Many people dislike the third part of “Back to the Future” for various reasons, but it’s my second favorite of the three, coming behind only because Part I came first and has many of my favorite moments from the entire trilogy. However, I was always fond of Part III, because I grew up watching westerns with my father and grandfather. When you take out the elements of time travel in Part III, the film can still stand as a western. Also, my favorite scene in the entire trilogy is in the third film, which is the final train sequence at the end of the film that sends Marty back to the future.

There are several layers to the train sequence that make it an excellent scene. To start, Doc and Marty are not completely sure the experiment will work. It’s their only chance to get back to 1985—if they fail, they die.

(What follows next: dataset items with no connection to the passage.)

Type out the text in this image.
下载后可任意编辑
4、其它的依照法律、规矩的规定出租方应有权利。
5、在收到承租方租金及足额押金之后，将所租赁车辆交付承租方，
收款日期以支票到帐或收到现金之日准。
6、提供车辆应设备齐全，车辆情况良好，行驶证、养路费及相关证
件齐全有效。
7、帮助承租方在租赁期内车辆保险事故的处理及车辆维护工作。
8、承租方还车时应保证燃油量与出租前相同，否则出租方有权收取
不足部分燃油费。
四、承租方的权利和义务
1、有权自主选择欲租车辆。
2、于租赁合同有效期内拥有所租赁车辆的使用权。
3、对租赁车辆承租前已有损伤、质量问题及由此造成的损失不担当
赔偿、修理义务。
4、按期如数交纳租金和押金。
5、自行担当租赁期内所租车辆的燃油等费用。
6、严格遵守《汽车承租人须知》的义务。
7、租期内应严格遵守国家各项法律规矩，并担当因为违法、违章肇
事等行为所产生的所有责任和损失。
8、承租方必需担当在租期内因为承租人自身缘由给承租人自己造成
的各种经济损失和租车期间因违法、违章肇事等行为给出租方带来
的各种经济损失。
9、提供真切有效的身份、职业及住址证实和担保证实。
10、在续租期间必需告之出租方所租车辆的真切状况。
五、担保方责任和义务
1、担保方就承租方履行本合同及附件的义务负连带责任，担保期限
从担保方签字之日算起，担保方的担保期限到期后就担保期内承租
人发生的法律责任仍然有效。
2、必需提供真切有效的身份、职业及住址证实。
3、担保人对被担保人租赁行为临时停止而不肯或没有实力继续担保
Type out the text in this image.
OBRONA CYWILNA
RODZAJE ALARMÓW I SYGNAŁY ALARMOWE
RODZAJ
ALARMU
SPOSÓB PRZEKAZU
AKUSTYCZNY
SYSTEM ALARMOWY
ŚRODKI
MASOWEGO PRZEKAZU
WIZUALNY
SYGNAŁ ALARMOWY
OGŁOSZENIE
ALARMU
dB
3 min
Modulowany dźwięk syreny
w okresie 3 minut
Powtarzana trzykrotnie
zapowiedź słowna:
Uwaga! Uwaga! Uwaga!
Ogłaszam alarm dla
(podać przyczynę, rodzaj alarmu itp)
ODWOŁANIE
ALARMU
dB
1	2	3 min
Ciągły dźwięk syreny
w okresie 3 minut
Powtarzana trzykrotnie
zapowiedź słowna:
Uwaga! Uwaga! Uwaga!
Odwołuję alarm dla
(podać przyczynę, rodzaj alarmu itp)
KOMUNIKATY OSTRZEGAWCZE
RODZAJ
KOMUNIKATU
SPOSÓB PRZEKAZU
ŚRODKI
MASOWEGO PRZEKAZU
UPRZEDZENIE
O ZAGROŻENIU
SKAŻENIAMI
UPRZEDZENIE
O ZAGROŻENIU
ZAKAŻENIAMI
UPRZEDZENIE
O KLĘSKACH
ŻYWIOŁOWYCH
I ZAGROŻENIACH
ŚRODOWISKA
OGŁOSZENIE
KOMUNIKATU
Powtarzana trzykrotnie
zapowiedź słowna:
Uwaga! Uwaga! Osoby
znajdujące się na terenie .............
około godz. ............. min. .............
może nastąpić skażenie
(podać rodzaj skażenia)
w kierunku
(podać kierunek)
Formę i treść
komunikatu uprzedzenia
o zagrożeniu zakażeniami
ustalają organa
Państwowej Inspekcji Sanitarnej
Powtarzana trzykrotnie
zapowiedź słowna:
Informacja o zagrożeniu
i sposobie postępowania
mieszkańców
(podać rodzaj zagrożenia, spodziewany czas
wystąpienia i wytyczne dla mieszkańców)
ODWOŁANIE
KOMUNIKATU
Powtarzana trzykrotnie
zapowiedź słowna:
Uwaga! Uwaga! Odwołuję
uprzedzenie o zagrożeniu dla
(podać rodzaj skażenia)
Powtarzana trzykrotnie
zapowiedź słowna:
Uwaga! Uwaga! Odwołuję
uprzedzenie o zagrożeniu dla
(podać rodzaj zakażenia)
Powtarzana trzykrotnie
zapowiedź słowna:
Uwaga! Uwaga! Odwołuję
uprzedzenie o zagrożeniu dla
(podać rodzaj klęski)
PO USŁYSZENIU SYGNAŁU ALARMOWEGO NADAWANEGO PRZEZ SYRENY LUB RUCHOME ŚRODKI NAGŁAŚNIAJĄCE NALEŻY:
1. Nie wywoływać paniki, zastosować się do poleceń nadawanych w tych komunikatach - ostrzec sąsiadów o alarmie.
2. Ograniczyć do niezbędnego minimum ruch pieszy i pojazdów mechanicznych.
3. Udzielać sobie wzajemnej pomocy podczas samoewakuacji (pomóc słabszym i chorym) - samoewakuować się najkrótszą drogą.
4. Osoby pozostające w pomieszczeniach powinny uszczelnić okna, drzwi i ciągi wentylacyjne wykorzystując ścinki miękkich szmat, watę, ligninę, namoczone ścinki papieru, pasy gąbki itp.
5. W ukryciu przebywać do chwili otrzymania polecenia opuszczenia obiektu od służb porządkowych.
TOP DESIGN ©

Likewise, Clara ends up chasing the train on horse and jumps onto it while Marty is in the DeLorean and Doc is climbing out to it, holding onto the speeding train as he does so. Just as the DeLorean starts reaching 60 miles per hour and Doc is preparing to climb onto the back of the car, Clara pulls the cord to the train’s horn and then yells out to Doc, professing her love for him. Doc and Clara start climbing out toward one another on the speeding train but run into some trouble. Just as Clara nearly falls to her death, Marty slips Doc the hoverboard, and Doc catches Clara before they fly off into the sunset. After waving them goodbye, Marty is sent back to 1985, and the train falls off the unfinished train tracks into the ravine, exploding into a spectacular wreck.

One of the best parts of this scene, naturally, is the music. It accounts for at least half of the reason why I love this particular scene as much as I do. Just like in the first film with the clocktower scene, the music in the train sequence is constantly building and gaining momentum with the scene. The musical cues match the action on screen effortlessly, and for me, it puts me at the edge of my seat as I feel a mixture of excitement and anticipation. Will Marty make it back to 1985? I know the answer, and time and time again, I still ask the question.

“Back to the Future, Part III” is the perfect end to a truly timeless trilogy, and for that, I am giving it four and a half out of five stars.